Genau das denkt man sich, wenn man die Runde macht und die Exponate an den Wänden betrachtet: Da wollen sich junge Leute per Bild und Bild-Sequenz ausdrücken, weniger verbal als ikonisch. Wie schön. Wie witzig. Wie amüsant. Wie – ja, komisch.

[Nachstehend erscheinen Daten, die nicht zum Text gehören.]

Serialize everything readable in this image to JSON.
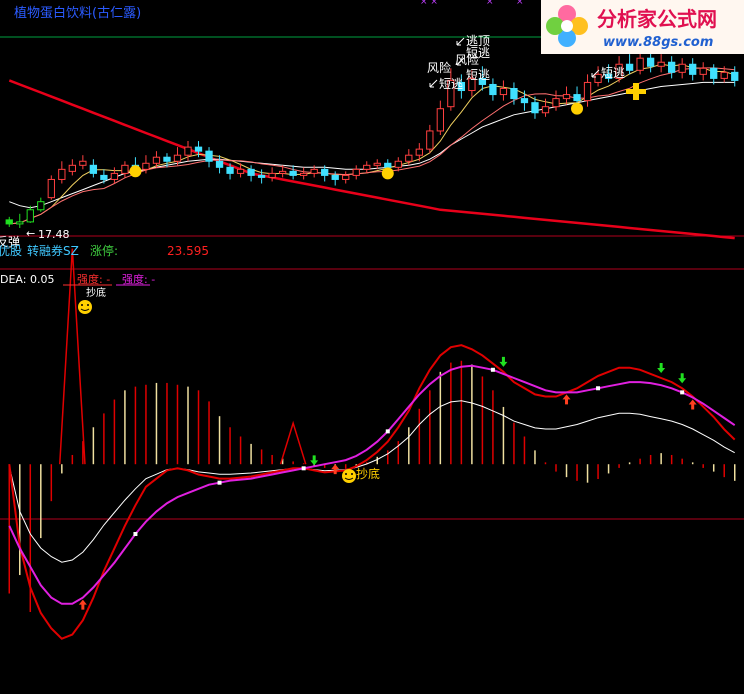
{
  "header": {
    "title": "植物蛋白饮料(古仁露)"
  },
  "logo": {
    "name": "分析家公式网",
    "url": "www.88gs.com"
  },
  "main_panel": {
    "low_label": "17.48",
    "info_row": {
      "tag1": "优股",
      "tag2": "转融券SZ",
      "limit_label": "涨停:",
      "limit_value": "23.595"
    },
    "left_cut_label": "反弹",
    "annotations": [
      {
        "text": "逃顶"
      },
      {
        "text": "短逃"
      },
      {
        "text": "风险"
      },
      {
        "text": "风险"
      },
      {
        "text": "短逃"
      },
      {
        "text": "短逃"
      },
      {
        "text": "短逃"
      }
    ]
  },
  "indicator_panel": {
    "dea_label": "DEA: 0.05",
    "strength_label_1": "强度: -",
    "strength_label_2": "强度: -",
    "bottom_label": "抄底",
    "top_label": "抄底"
  },
  "colors": {
    "background": "#000000",
    "title": "#2b5bff",
    "grid_red": "#b0001c",
    "green_line": "#00a040",
    "candle_up": "#ff4040",
    "candle_down": "#40e0ff",
    "ma_red": "#e8001a",
    "ma_white": "#ffffff",
    "ma_yellow": "#f0d060",
    "ma_pink": "#ff7070",
    "magenta": "#e020e0",
    "bar_red": "#e00000",
    "bar_yellow": "#f0e0a0",
    "info_cyan": "#40c8ff",
    "info_green": "#40d040",
    "limit_red": "#ff2020",
    "gold": "#ffd000"
  },
  "chart_data": [
    {
      "type": "candlestick",
      "title": "",
      "candles": [
        [
          17.52,
          17.48,
          17.55,
          17.45
        ],
        [
          17.48,
          17.5,
          17.58,
          17.44
        ],
        [
          17.5,
          17.62,
          17.66,
          17.49
        ],
        [
          17.62,
          17.7,
          17.74,
          17.6
        ],
        [
          17.74,
          17.92,
          17.96,
          17.72
        ],
        [
          17.92,
          18.02,
          18.1,
          17.88
        ],
        [
          18.0,
          18.06,
          18.12,
          17.96
        ],
        [
          18.06,
          18.1,
          18.16,
          18.02
        ],
        [
          18.06,
          17.98,
          18.12,
          17.94
        ],
        [
          17.96,
          17.92,
          18.02,
          17.88
        ],
        [
          17.92,
          17.98,
          18.04,
          17.88
        ],
        [
          17.98,
          18.06,
          18.1,
          17.94
        ],
        [
          18.06,
          18.02,
          18.14,
          17.98
        ],
        [
          18.02,
          18.08,
          18.16,
          17.98
        ],
        [
          18.08,
          18.14,
          18.2,
          18.04
        ],
        [
          18.14,
          18.1,
          18.18,
          18.04
        ],
        [
          18.1,
          18.16,
          18.24,
          18.06
        ],
        [
          18.16,
          18.24,
          18.3,
          18.1
        ],
        [
          18.24,
          18.2,
          18.3,
          18.14
        ],
        [
          18.2,
          18.1,
          18.24,
          18.04
        ],
        [
          18.1,
          18.04,
          18.16,
          17.98
        ],
        [
          18.04,
          17.98,
          18.08,
          17.92
        ],
        [
          17.98,
          18.02,
          18.08,
          17.94
        ],
        [
          18.02,
          17.96,
          18.06,
          17.9
        ],
        [
          17.96,
          17.94,
          18.02,
          17.88
        ],
        [
          17.94,
          17.98,
          18.04,
          17.9
        ],
        [
          17.98,
          18.0,
          18.06,
          17.94
        ],
        [
          18.0,
          17.96,
          18.06,
          17.92
        ],
        [
          17.96,
          17.98,
          18.04,
          17.92
        ],
        [
          17.98,
          18.02,
          18.06,
          17.94
        ],
        [
          18.02,
          17.96,
          18.06,
          17.9
        ],
        [
          17.96,
          17.92,
          18.0,
          17.86
        ],
        [
          17.92,
          17.96,
          18.0,
          17.88
        ],
        [
          17.96,
          18.02,
          18.06,
          17.92
        ],
        [
          18.02,
          18.06,
          18.1,
          17.98
        ],
        [
          18.06,
          18.08,
          18.12,
          18.02
        ],
        [
          18.08,
          18.04,
          18.12,
          18.0
        ],
        [
          18.04,
          18.1,
          18.14,
          18.0
        ],
        [
          18.1,
          18.16,
          18.22,
          18.06
        ],
        [
          18.16,
          18.22,
          18.28,
          18.1
        ],
        [
          18.22,
          18.4,
          18.46,
          18.18
        ],
        [
          18.4,
          18.62,
          18.7,
          18.36
        ],
        [
          18.64,
          18.9,
          19.02,
          18.6
        ],
        [
          18.88,
          18.8,
          18.96,
          18.72
        ],
        [
          18.8,
          18.92,
          19.0,
          18.74
        ],
        [
          18.92,
          18.86,
          19.04,
          18.8
        ],
        [
          18.86,
          18.76,
          18.92,
          18.7
        ],
        [
          18.76,
          18.82,
          18.9,
          18.7
        ],
        [
          18.82,
          18.72,
          18.88,
          18.66
        ],
        [
          18.72,
          18.68,
          18.8,
          18.6
        ],
        [
          18.68,
          18.58,
          18.74,
          18.52
        ],
        [
          18.58,
          18.64,
          18.72,
          18.54
        ],
        [
          18.64,
          18.72,
          18.8,
          18.6
        ],
        [
          18.72,
          18.76,
          18.84,
          18.66
        ],
        [
          18.76,
          18.7,
          18.84,
          18.64
        ],
        [
          18.7,
          18.88,
          18.96,
          18.64
        ],
        [
          18.88,
          18.96,
          19.04,
          18.84
        ],
        [
          18.96,
          18.92,
          19.06,
          18.88
        ],
        [
          18.92,
          19.06,
          19.14,
          18.88
        ],
        [
          19.06,
          19.0,
          19.16,
          18.96
        ],
        [
          19.0,
          19.12,
          19.2,
          18.96
        ],
        [
          19.12,
          19.04,
          19.18,
          18.98
        ],
        [
          19.04,
          19.08,
          19.16,
          18.98
        ],
        [
          19.08,
          18.98,
          19.14,
          18.92
        ],
        [
          18.98,
          19.06,
          19.12,
          18.92
        ],
        [
          19.06,
          18.96,
          19.12,
          18.9
        ],
        [
          18.96,
          19.02,
          19.08,
          18.9
        ],
        [
          19.02,
          18.92,
          19.06,
          18.86
        ],
        [
          18.92,
          18.98,
          19.04,
          18.88
        ],
        [
          18.98,
          18.9,
          19.04,
          18.84
        ]
      ],
      "ma_long": [
        18.9,
        18.86,
        18.82,
        18.78,
        18.74,
        18.7,
        18.66,
        18.62,
        18.58,
        18.54,
        18.5,
        18.46,
        18.42,
        18.38,
        18.34,
        18.3,
        18.26,
        18.22,
        18.18,
        18.14,
        18.1,
        18.06,
        18.02,
        17.98,
        17.96,
        17.94,
        17.92,
        17.9,
        17.88,
        17.86,
        17.84,
        17.82,
        17.8,
        17.78,
        17.76,
        17.74,
        17.72,
        17.7,
        17.68,
        17.66,
        17.64,
        17.62,
        17.61,
        17.6,
        17.59,
        17.58,
        17.57,
        17.56,
        17.55,
        17.54,
        17.53,
        17.52,
        17.51,
        17.5,
        17.49,
        17.48,
        17.47,
        17.46,
        17.45,
        17.44,
        17.43,
        17.42,
        17.41,
        17.4,
        17.39,
        17.38,
        17.37,
        17.36,
        17.35,
        17.34
      ],
      "ma_mid": [
        17.7,
        17.66,
        17.64,
        17.66,
        17.7,
        17.74,
        17.78,
        17.82,
        17.86,
        17.9,
        17.94,
        17.98,
        18.0,
        18.02,
        18.04,
        18.06,
        18.08,
        18.1,
        18.11,
        18.12,
        18.12,
        18.11,
        18.1,
        18.09,
        18.08,
        18.07,
        18.06,
        18.05,
        18.04,
        18.04,
        18.04,
        18.03,
        18.02,
        18.02,
        18.02,
        18.03,
        18.04,
        18.05,
        18.06,
        18.08,
        18.12,
        18.18,
        18.26,
        18.32,
        18.38,
        18.44,
        18.48,
        18.52,
        18.56,
        18.58,
        18.6,
        18.62,
        18.64,
        18.66,
        18.68,
        18.7,
        18.72,
        18.74,
        18.76,
        18.78,
        18.8,
        18.82,
        18.84,
        18.85,
        18.86,
        18.87,
        18.88,
        18.88,
        18.88,
        18.88
      ],
      "ylim": [
        17.4,
        19.3
      ]
    },
    {
      "type": "macd",
      "title": "",
      "dea_value": 0.05,
      "bars": [
        -1.4,
        -1.2,
        -1.6,
        -0.8,
        -0.4,
        -0.1,
        0.1,
        0.25,
        0.4,
        0.55,
        0.7,
        0.8,
        0.84,
        0.86,
        0.88,
        0.88,
        0.86,
        0.84,
        0.8,
        0.68,
        0.52,
        0.4,
        0.3,
        0.22,
        0.16,
        0.1,
        0.06,
        0.03,
        0.01,
        -0.02,
        -0.04,
        -0.06,
        -0.05,
        -0.03,
        0.02,
        0.08,
        0.15,
        0.25,
        0.4,
        0.6,
        0.8,
        1.0,
        1.1,
        1.12,
        1.08,
        0.95,
        0.8,
        0.62,
        0.45,
        0.3,
        0.15,
        0.02,
        -0.08,
        -0.14,
        -0.18,
        -0.2,
        -0.16,
        -0.1,
        -0.04,
        0.02,
        0.06,
        0.1,
        0.12,
        0.1,
        0.06,
        0.02,
        -0.04,
        -0.08,
        -0.14,
        -0.18
      ],
      "dif": [
        0.0,
        -0.8,
        -1.2,
        -1.45,
        -1.6,
        -1.7,
        -1.66,
        -1.52,
        -1.3,
        -1.04,
        -0.82,
        -0.6,
        -0.4,
        -0.22,
        -0.14,
        -0.06,
        -0.04,
        -0.06,
        -0.1,
        -0.12,
        -0.14,
        -0.14,
        -0.13,
        -0.12,
        -0.1,
        -0.08,
        -0.06,
        -0.04,
        -0.04,
        -0.06,
        -0.08,
        -0.07,
        -0.06,
        -0.02,
        0.04,
        0.12,
        0.22,
        0.36,
        0.52,
        0.74,
        0.92,
        1.06,
        1.14,
        1.16,
        1.12,
        1.06,
        0.98,
        0.9,
        0.8,
        0.74,
        0.68,
        0.66,
        0.66,
        0.7,
        0.74,
        0.8,
        0.86,
        0.9,
        0.94,
        0.94,
        0.92,
        0.88,
        0.84,
        0.8,
        0.74,
        0.66,
        0.56,
        0.46,
        0.34,
        0.24
      ],
      "dea": [
        -0.6,
        -0.82,
        -1.0,
        -1.18,
        -1.3,
        -1.36,
        -1.36,
        -1.3,
        -1.2,
        -1.08,
        -0.96,
        -0.82,
        -0.68,
        -0.56,
        -0.46,
        -0.38,
        -0.32,
        -0.28,
        -0.24,
        -0.2,
        -0.18,
        -0.16,
        -0.15,
        -0.14,
        -0.12,
        -0.1,
        -0.08,
        -0.06,
        -0.04,
        -0.02,
        0.0,
        0.02,
        0.04,
        0.08,
        0.14,
        0.22,
        0.32,
        0.44,
        0.56,
        0.68,
        0.78,
        0.86,
        0.92,
        0.95,
        0.96,
        0.94,
        0.92,
        0.88,
        0.84,
        0.8,
        0.76,
        0.72,
        0.7,
        0.7,
        0.7,
        0.72,
        0.74,
        0.76,
        0.78,
        0.8,
        0.8,
        0.79,
        0.77,
        0.74,
        0.7,
        0.65,
        0.59,
        0.52,
        0.45,
        0.38
      ],
      "ylim": [
        -2.2,
        1.6
      ],
      "top_spikes": [
        {
          "index": 6,
          "value": 2.1
        },
        {
          "index": 27,
          "value": 0.4
        }
      ]
    }
  ]
}
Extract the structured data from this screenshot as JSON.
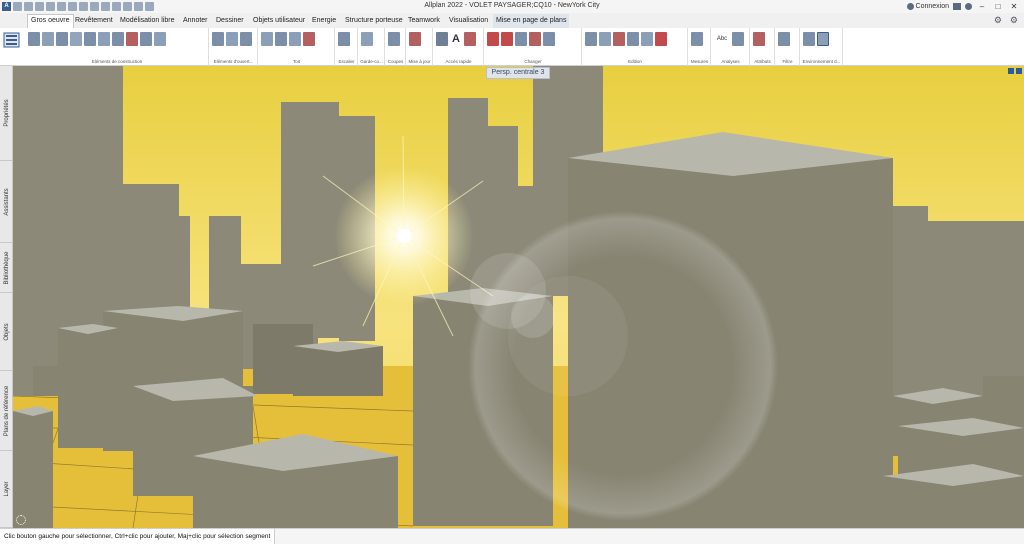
{
  "app": {
    "title": "Allplan 2022 - VOLET PAYSAGER;CQ10 - NewYork City",
    "logo_letter": "A",
    "connexion": "Connexion",
    "window_buttons": [
      "–",
      "□",
      "✕"
    ]
  },
  "menu": {
    "tabs": [
      "Gros oeuvre",
      "Revêtement",
      "Modélisation libre",
      "Annoter",
      "Dessiner",
      "Objets utilisateur",
      "Energie",
      "Structure porteuse",
      "Teamwork",
      "Visualisation",
      "Mise en page de plans"
    ],
    "active_tab": "Gros oeuvre"
  },
  "ribbon": {
    "groups": [
      "Eléments de construction",
      "Eléments d'ouvert...",
      "Toit",
      "Escalier",
      "Garde-co...",
      "Coupes",
      "Mise à jour",
      "Accès rapide",
      "Changer",
      "Edition",
      "Mesures",
      "Analyses",
      "Attributs",
      "Filtre",
      "Environnement d..."
    ],
    "text_icon_label": "A",
    "abc_label": "Abc"
  },
  "side_tabs": [
    "Propriétés",
    "Assistants",
    "Bibliothèque",
    "Objets",
    "Plans de référence",
    "Layer"
  ],
  "viewport": {
    "label": "Persp. centrale 3"
  },
  "status": {
    "text": "Clic bouton gauche pour sélectionner, Ctrl+clic pour ajouter, Maj+clic pour sélection segment"
  },
  "colors": {
    "sky_top": "#e8d24a",
    "sky_horizon": "#f7e27a",
    "building": "#8d8a78",
    "building_top": "#b9b8ae",
    "ground": "#e9c23d",
    "accent": "#2a5aa0"
  }
}
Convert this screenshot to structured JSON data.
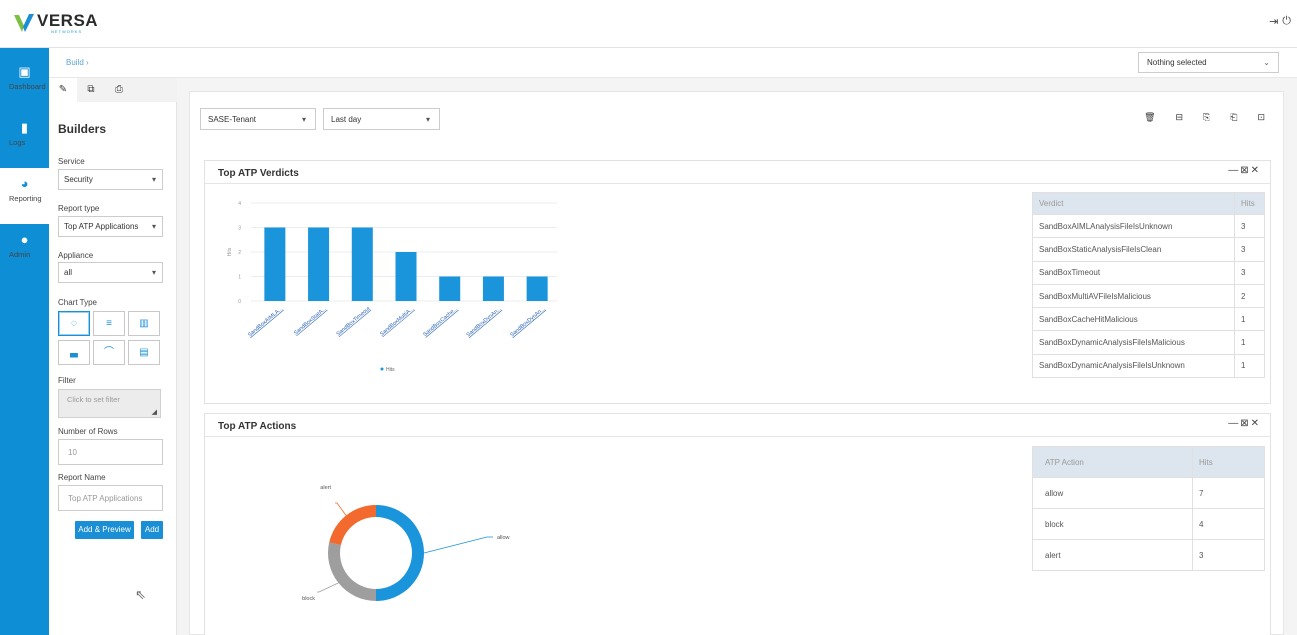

Dazu hat der Comic seit jeher verholfen. Die gezeigten Beispiele – viele junge Leute, die sich per Comic ausdrücken, kommen zu Wort, das heißt in diesem Fall: zu Bild – sagen: Es gibt viele Möglichkeiten, sich comic-artig auszudrücken: mit welchen Farben ich arbeite, ob ich auf Papier oder Leder zeichne, ob ich Riesenformate oder Postkartengrößen bevorzuge, ob ich Visionen auf einem wandlangen Tableau ausbreite oder in Serien, ob gerahmt oder lose, ob frech oder verhalten, ob lustig oder ironisch, ob mit einer Story oder in kleinen Schritten, die sich erst zum Ganzen fügen.
Da sitzt Michaela Aidam, die erste in der alphabetischen Liste der geladenen, jedoch zur Vernissage nicht vollständig erschienenen Zeichnerinnen, und erzählt: In Rotthalmünster geboren, in die Heimat (heißt: Bad Füssing) zurückgekehrt, wollte sie die Geschichte des Comics als Fries darstellen. Bis sie sich versah, wurde daraus die Geschichte der Menschheit. Die endet bei ihr in den Gemeinsamkeiten der Religionen. Letzte Szene: Ein Kerl sitzt vor dem PC und nimmt gar nicht wahr, dass Atomkrieg herrscht. „Also“, sagt Michaela, „sind wir wieder in der Steinzeit angelangt.“ Sie will frei arbeiten. Workshops im Zeichnen für Kinder und Jugendliche halten sie über Wasser. Sie hat, sie ist ein Talent. Für die Zukunft des Comics.
Workshops zu
der Ausstellung
Wie auch andere der in Waldkraiburg Ausstellenden, nicht zuletzt die beiden Teenies Luise Schamper und Luca Stangl aus der Region. Manchmal sind es nur Proben ihres Könnens, am wenigsten sind es fertige Arbeiten. Geschichten erzählt auch Cornelis Jettke. In dunklen Farben. Etwas schauerlich. Geheimnisvoll. In Schwarz-Blau-Weiß. Sein „Strich“ ist versiert, aber nicht klischiert, sein Witz verlangt Zeit, dahinter zu kommen, was gemeint ist. Jettke ist nicht der einzige, der – zur Ausstellung – Workshops gibt.
Kerstin Gemander lädt Kinder ab acht Jahren ein am Samstag, 19. Oktober, 14.30 bis 16.30 Uhr, zu „Tick-Tack-Comic“. Und die Stadtbücherei fragt: „Hast du einen Lieblings-Comic-Helden?“ Ob da am Herbstferien-Montag, 28. Oktober, von 10 bis 11.30 Uhr schon Siebenjährige kommen und ihr eigenes Superhelden-Abenteuer schreiben? Mal sehen.